While he waited there, void with fatigue, Pa came out in his slippers and after the least greeting gave him a small parcel wrapped in brown paper, saying, “This is a bestial book. I have had to keep it hidden from my children,” and without further words he went back into the house.

Lucy returned. In silence they arrived at ‘Mister’s’. By the glass door he stopped. “I’ll say goodbye now.”

“Won’t you come in?”

“Sorry, but I can’t face Mrs. Smith.”

“Oh, she’s quite harmless.”

They went in.

‘Mister’ was sitting in a chair within, bent of back, twiddling his thumbs, varying this symptom of an empty life by sometimes tapping his nails on a Chinese lacquer table beside his chair. On the table was
The
Radio
Times
and a pair of headphones, for he tried to relieve marital boredom by listening to singing, gramophone records, and talks from 2LO.

By a lamp, sewing in another chair, was Mrs. à Court Smith, a squat figure with blackberry eyes beneath feathery eyebrows that emphasised a heavy face under a pile of grey hair.

On a sofa in another part of the room sat a man and a woman, obviously not at ease, and looking what they indeed were, two new paying guests who had come to enjoy a holiday in the country.

“By Jove, hullo, hullo!” cried ‘Mister’, half pulling himself out of the chair on to his long bent legs. The effort seemed too much, he compromised by slewing himself round. “If it isn’t Lucy! Well, well, well, and how are both you good people tonight? Come on in, and make yourselves at home!”

After shaking hands with Mrs. à Court Smith, Phillip was asked if he knew the paying guests.
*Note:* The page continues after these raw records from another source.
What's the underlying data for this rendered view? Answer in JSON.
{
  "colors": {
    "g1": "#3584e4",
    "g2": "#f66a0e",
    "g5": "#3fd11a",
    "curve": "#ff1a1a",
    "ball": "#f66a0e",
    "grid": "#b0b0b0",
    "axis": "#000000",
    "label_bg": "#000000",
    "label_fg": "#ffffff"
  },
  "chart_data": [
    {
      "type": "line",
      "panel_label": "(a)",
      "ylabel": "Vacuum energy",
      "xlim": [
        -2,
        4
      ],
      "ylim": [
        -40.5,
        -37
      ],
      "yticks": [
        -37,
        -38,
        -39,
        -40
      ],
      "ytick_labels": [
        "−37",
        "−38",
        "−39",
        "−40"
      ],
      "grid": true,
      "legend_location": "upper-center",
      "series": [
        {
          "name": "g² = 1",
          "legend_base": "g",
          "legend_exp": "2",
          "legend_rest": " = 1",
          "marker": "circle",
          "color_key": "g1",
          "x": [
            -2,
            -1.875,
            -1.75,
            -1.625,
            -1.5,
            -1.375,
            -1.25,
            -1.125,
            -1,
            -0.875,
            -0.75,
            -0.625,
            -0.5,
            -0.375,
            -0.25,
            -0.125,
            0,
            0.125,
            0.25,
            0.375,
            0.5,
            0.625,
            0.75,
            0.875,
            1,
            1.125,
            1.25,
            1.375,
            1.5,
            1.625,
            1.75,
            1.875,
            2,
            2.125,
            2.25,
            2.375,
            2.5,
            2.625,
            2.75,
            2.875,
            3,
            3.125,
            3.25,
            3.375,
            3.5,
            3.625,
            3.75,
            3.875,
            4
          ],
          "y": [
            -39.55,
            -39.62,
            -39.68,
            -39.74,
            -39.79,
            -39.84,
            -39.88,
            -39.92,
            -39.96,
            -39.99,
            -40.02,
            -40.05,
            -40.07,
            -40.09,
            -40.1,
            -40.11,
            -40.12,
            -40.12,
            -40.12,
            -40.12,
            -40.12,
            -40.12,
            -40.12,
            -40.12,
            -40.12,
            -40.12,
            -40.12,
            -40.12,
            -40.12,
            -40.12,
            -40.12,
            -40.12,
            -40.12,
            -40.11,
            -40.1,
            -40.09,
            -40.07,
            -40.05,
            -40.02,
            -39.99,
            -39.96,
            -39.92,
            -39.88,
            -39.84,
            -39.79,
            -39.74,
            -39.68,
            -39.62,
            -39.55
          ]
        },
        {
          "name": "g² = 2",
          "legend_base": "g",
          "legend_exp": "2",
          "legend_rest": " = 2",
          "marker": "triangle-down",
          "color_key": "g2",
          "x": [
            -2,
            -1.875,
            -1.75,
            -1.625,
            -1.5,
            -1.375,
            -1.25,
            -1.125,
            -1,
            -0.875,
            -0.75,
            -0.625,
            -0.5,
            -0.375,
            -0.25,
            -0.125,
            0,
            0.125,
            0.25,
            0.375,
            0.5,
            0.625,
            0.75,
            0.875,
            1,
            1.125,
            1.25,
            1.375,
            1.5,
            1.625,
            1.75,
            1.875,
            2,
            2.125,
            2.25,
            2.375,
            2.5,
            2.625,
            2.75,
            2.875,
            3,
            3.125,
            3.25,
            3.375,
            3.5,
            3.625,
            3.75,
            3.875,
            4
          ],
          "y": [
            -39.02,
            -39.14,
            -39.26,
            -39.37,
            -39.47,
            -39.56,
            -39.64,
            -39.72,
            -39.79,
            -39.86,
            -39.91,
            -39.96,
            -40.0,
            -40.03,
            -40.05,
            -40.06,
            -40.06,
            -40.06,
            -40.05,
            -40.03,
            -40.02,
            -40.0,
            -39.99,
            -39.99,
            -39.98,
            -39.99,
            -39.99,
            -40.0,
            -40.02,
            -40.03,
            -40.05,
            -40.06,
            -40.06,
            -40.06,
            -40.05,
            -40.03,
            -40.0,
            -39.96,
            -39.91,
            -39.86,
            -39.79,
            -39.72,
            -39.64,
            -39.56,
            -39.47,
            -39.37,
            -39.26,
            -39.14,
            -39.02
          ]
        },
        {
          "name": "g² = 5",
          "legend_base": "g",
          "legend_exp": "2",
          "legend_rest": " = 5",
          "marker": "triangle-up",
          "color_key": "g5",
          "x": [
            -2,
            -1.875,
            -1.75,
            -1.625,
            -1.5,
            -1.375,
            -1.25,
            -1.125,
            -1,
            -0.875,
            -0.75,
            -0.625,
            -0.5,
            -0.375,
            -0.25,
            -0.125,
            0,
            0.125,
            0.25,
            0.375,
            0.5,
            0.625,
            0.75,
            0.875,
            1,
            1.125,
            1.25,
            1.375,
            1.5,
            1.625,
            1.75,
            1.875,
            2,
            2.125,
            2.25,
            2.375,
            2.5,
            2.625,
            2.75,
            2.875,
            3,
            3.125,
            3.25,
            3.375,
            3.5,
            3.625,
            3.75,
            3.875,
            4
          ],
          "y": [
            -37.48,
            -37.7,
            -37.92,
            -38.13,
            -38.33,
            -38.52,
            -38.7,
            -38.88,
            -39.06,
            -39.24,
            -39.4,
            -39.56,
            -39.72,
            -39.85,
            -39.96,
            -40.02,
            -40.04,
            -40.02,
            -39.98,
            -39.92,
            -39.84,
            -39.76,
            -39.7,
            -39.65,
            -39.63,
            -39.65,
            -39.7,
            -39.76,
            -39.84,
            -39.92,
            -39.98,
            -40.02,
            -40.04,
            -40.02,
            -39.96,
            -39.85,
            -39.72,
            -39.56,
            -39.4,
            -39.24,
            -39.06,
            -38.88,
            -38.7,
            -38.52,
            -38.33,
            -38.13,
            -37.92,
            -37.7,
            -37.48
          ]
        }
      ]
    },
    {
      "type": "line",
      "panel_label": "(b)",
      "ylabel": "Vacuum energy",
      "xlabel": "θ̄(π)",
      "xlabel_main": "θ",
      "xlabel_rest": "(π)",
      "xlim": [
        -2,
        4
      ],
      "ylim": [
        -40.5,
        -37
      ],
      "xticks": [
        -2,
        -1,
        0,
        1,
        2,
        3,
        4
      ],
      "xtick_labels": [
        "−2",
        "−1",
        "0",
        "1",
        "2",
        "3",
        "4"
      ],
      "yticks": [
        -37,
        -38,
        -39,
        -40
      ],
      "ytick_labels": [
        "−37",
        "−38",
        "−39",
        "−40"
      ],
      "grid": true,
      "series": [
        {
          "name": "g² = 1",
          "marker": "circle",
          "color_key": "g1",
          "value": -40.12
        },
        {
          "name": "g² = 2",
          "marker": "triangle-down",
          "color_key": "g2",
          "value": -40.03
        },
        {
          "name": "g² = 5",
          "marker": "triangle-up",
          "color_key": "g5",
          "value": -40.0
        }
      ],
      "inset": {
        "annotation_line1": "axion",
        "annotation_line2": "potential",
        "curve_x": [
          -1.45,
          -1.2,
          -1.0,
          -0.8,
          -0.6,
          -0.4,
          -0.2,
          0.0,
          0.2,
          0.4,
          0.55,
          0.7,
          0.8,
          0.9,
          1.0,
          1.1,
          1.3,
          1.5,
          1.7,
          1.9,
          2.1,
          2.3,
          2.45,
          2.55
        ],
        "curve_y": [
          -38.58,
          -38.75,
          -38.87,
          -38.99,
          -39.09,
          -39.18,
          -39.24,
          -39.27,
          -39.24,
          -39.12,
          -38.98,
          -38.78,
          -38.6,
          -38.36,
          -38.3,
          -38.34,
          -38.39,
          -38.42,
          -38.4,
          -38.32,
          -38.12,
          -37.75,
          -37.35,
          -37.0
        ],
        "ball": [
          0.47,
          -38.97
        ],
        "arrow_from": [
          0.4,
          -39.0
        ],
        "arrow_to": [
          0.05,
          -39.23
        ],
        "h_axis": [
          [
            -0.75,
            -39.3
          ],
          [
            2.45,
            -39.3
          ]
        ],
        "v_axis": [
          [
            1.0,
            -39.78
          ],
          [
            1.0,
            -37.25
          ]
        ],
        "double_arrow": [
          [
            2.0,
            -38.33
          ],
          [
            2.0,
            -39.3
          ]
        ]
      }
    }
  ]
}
The couple rose hesitantly and awkwardly, saying that they were very well thank you in reply to an enquiry as to how did they do. Mrs. à Court Smith gave Phillip a significant glance, but he pretended not to see it, and she resumed her sewing, to enquire of Lucy, “How are Pa and the Boys?” at the same moment that Phillip said to ‘Mister’, “How’s the Onion?”

“Oh, the beastly thing’s gone wrong again,” complained ‘Mister’. “Magneto this time, I think. I wanted Ernest to come over and look at it, and sent him a telegram, but he was too busy this afternoon, I gather. So I’m stuck here, you see, old fellow.” He drummed his fingernails on the Chinese table. “Well, what’s your latest news?”

“We’re all motor-bike fiends here,” said Phillip to the paying guests.

“Go on!”

“I see you’ve got a new Norton,” said ‘Mister’. “Wish I had!”

“It’s such a beauty,” said Lucy happily.

“Lucy”, said Mrs. à Court Smith, equably, “tell me, are you going to announce your engagement in
The Morning Post
?”

Lucy looked at Phillip.

“Well,” he said, “we weren’t going to, for the present.”

“I think you ought to, you know, old chap,” said ‘Mister’. “It’s the thing, don’t you know.”

Phillip felt utterly exhausted. He made no reply until ‘Mister’ repeated his advice, then he said distinctly, “I’m not awfully keen on advertising.”

“It’s no joking matter, I assure you, my dear fellow.”

“But why
The Morning Post
?”

Mrs. à Court Smith laid down her work as she prepared to say, also distinctly, “Well, you see, after all, Lucy comes of a rather good family.”

A silence followed. The paying guests began a conversation in low voices, to show that they knew it was not the thing to eavesdrop.